2人の視界を奪うために閃光弾を。そして、1人の目、喉、心臓に2発ずつ撃ち込む。そして、2人目を確実に仕留める。はずだった。しかし、セラの体は地面に横たわったのだ。
「なっ。な•••ぜ•••。」
体の自由がきかなく、声を出すことさえままならない。その間も、敵はセラに近づいている。しかし、何をしても体は動かなかった。

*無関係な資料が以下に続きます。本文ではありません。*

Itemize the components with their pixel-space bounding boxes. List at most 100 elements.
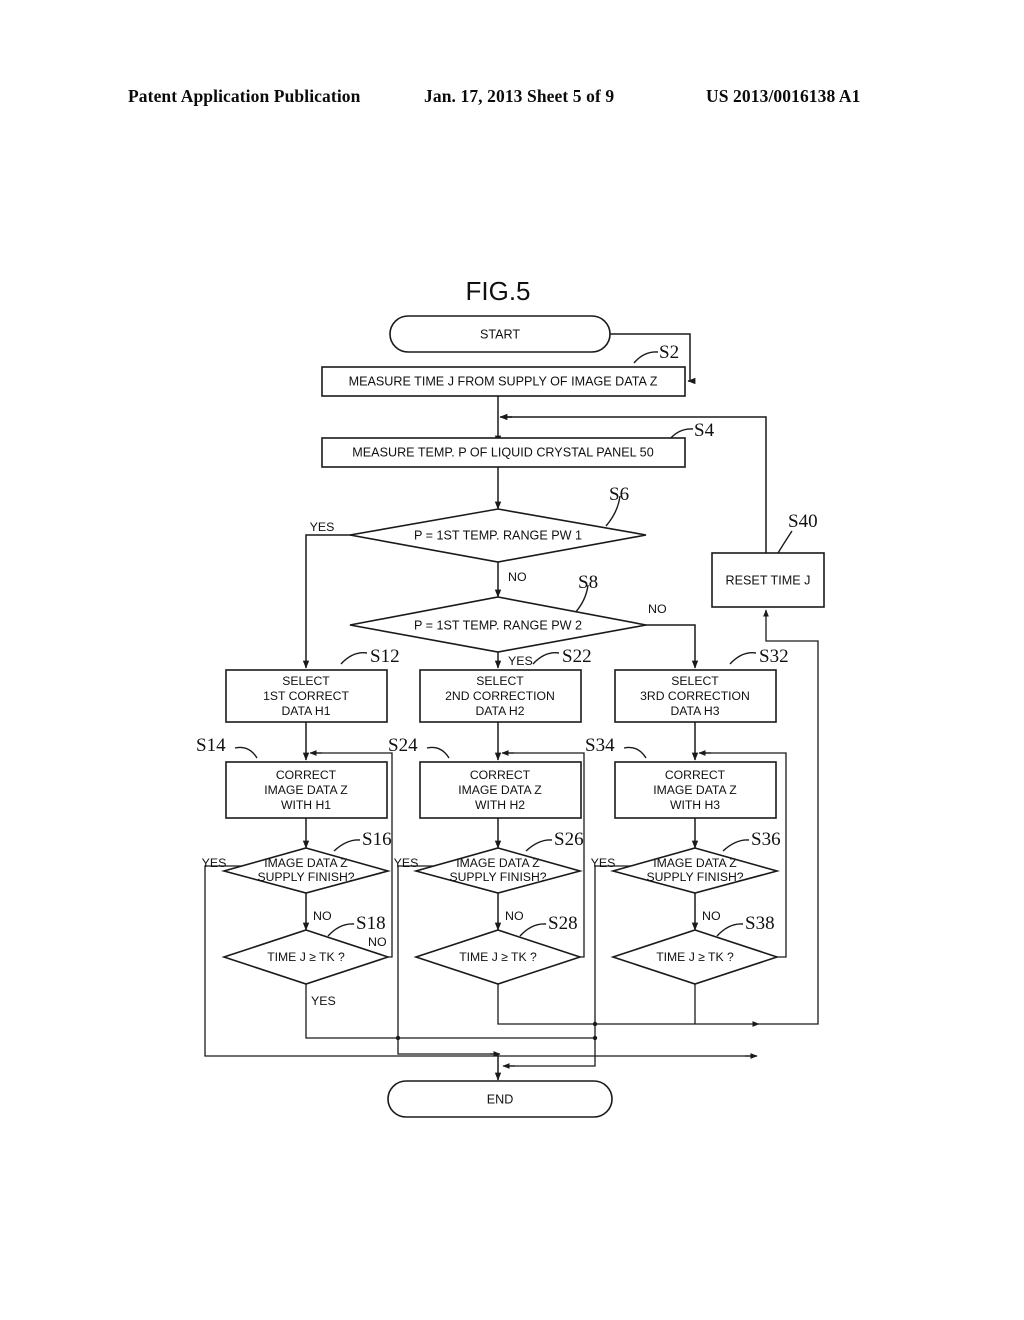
label-s8-no: NO: [648, 602, 667, 616]
s26-line2: SUPPLY FINISH?: [449, 870, 546, 884]
figure-5-flowchart: FIG.5 START MEASURE TIME J FROM SUPPLY O…: [0, 0, 1024, 1320]
leader-s34: [623, 746, 647, 759]
leader-s12: [340, 652, 368, 665]
leader-s26: [525, 839, 553, 852]
label-s16-yes: YES: [202, 856, 227, 870]
step-number-s18: S18: [356, 913, 386, 934]
step-number-s32: S32: [759, 646, 789, 667]
label-s26-no: NO: [505, 909, 524, 923]
label-s16-no: NO: [313, 909, 332, 923]
s34-line1: CORRECT: [665, 768, 726, 782]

「くはっ。動けないだろーな。お前が最初に爆発で受けた傷。そこには、神経を麻痺させる粒子が含まれてたんだよなー」
2人のあざ笑う声がセラの頭を駆け抜ける。
(ぼくは、ここ死ぬのか?)
「結構、強力な神経毒だったんだがなぁ。やっときいてきたか!」
(ハル。君にぼくの気持ち伝えたかったな)
「じっくり、苦しみを味わって死ぬか?まぁ、俺はスーパー優しいからすぐ殺してやるよ」
(ハル。———ごめんね———)
「じゃあなぁ。『双銃の雷光』さまよぉー」
「グサッ」
紅い刀身の太刀はセラの体を深々と貫いた。そして、刀はセラの体から引き抜かれた。血しぶきをかぶりながら。
「うっひ」
「うっひ」
「ひゃっはあああぁぁぁ」
1人の声が響く。そばにいるもう1人は、無表情のままだ。
「んじゃ。帰りますかっ」
セラに背中を向け、歩き出す2人。1人は口笛を拭きながら。もう1人は刀を手入れしながら。
「•••ラ。セラああぁぁ」
2人がその声に気づいた。だんだんとちかくなる声を。
1人の少年が横たわる少女の元へかけて行く。
「セラ!どうしたんだよ」
「おいっ。セラ!」
「なんでっ」
血に染まった体の少女を抱え名前を呼び続けている。